Fazit: Ein Gewinn für den Staat, die Spieler und die legalen Anbieter

Alles in allem spricht viel für eine zügige Reform der virtuellen Automatensteuer. Die Umstellung auf den Bruttospielertrag wäre eine klassische Win-Win-Win-Situation: Die Bundesländer erhalten deutlich mehr Geld für öffentliche Investitionen. Die Spieler profitieren von attraktiven Angeboten bei maximaler Sicherheit und optimalem Spielerschutz. Und lizenzierte Anbieter können wieder wettbewerbsfähig und profitabel arbeiten, in ihre Qualität investieren und den Schwarzmarkt effektiv zurückdrängen. Der illegale Markt würde seinen entscheidenden Wettbewerbsvorteil verlieren und damit weitgehend ausgetrocknet werden.Alles das spricht für eine zügig umzusetzende Reform der virtuellen Automatensteuer. Eine Umstellung der Steuerbemessungsgrundlage auf den Bruttospielertrag wäre eine klassische Win-Win-Win-Situation: Die Länder erhalten erheblich mehr Steuergelder für öffentliche Investitionen. Die Spieler genießen ein attraktives legales Angebot, höchste Sicherheit und optimalen Spielerschutz.
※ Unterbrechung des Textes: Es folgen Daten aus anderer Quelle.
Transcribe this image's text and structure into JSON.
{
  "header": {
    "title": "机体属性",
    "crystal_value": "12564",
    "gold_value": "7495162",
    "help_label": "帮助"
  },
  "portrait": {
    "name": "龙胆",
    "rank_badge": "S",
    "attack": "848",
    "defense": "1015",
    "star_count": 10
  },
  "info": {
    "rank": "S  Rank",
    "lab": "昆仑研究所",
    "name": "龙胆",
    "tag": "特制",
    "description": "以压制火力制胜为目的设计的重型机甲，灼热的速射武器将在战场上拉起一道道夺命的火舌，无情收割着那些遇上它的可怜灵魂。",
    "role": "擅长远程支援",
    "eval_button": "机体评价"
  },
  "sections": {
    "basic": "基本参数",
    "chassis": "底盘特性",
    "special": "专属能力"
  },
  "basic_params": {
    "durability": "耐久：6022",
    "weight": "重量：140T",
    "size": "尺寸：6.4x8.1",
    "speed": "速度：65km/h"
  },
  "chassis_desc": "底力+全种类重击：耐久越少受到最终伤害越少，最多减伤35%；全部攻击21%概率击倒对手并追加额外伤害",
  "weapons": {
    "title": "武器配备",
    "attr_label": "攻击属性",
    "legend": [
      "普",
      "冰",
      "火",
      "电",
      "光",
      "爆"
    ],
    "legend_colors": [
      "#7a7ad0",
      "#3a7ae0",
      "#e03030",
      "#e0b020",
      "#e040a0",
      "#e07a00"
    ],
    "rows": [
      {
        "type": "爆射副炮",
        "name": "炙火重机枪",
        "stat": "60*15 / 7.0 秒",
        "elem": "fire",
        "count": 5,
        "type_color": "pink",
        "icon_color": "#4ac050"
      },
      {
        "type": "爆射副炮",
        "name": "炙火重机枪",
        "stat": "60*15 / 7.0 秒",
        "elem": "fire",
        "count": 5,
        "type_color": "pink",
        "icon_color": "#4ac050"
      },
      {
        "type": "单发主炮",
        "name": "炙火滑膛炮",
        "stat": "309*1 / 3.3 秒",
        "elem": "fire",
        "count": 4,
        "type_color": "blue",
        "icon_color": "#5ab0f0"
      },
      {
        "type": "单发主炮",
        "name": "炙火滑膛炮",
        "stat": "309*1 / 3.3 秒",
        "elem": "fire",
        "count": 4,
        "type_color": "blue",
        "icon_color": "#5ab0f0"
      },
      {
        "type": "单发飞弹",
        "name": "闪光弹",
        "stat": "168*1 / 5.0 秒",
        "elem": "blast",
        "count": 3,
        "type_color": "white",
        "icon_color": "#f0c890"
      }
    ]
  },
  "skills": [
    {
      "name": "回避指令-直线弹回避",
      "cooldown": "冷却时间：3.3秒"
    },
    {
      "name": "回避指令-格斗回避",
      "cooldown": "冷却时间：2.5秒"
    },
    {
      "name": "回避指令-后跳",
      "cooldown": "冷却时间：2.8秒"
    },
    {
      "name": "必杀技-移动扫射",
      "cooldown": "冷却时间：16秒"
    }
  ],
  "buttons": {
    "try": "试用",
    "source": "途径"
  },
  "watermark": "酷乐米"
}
Und die lizenzierten Anbieter können konkurrenzfähig und profitabel arbeiten, weiter in ihre Qualität investieren und den Schwarzmarkt zurückdrängen. Der illegale Markt würde weitgehend ausgetrocknet, weil er seinen Wettbewerbsvorteil verliert.

Wenn es heißt „Wir wollen mehr Steuern zahlen“, ist das keineswegs sarkastisch gemeint. Im Gegenteil: Es ist eine klare Forderung. Die Betreiber von Online-Slots sind bereit, einen höheren Steuerbetrag zu entrichten, sofern die Besteuerung des Bruttospielertrags fair und gerecht gestaltet wird. Nun ist die Politik gefordert, endlich die notwendigen Weichen zu stellen.„Wir wollen mehr Steuern zahlen“ steckt also keine Ironie, sondern ein konkreter Appell: Durch eine faire Besteuerung des Bruttospielertrags wollen und werden die Anbieter von Online-Automatenspielen tatsächlich am Ende mehr Steuern zahlen! Jetzt liegt es an der Politik, den Hebel umzulegen.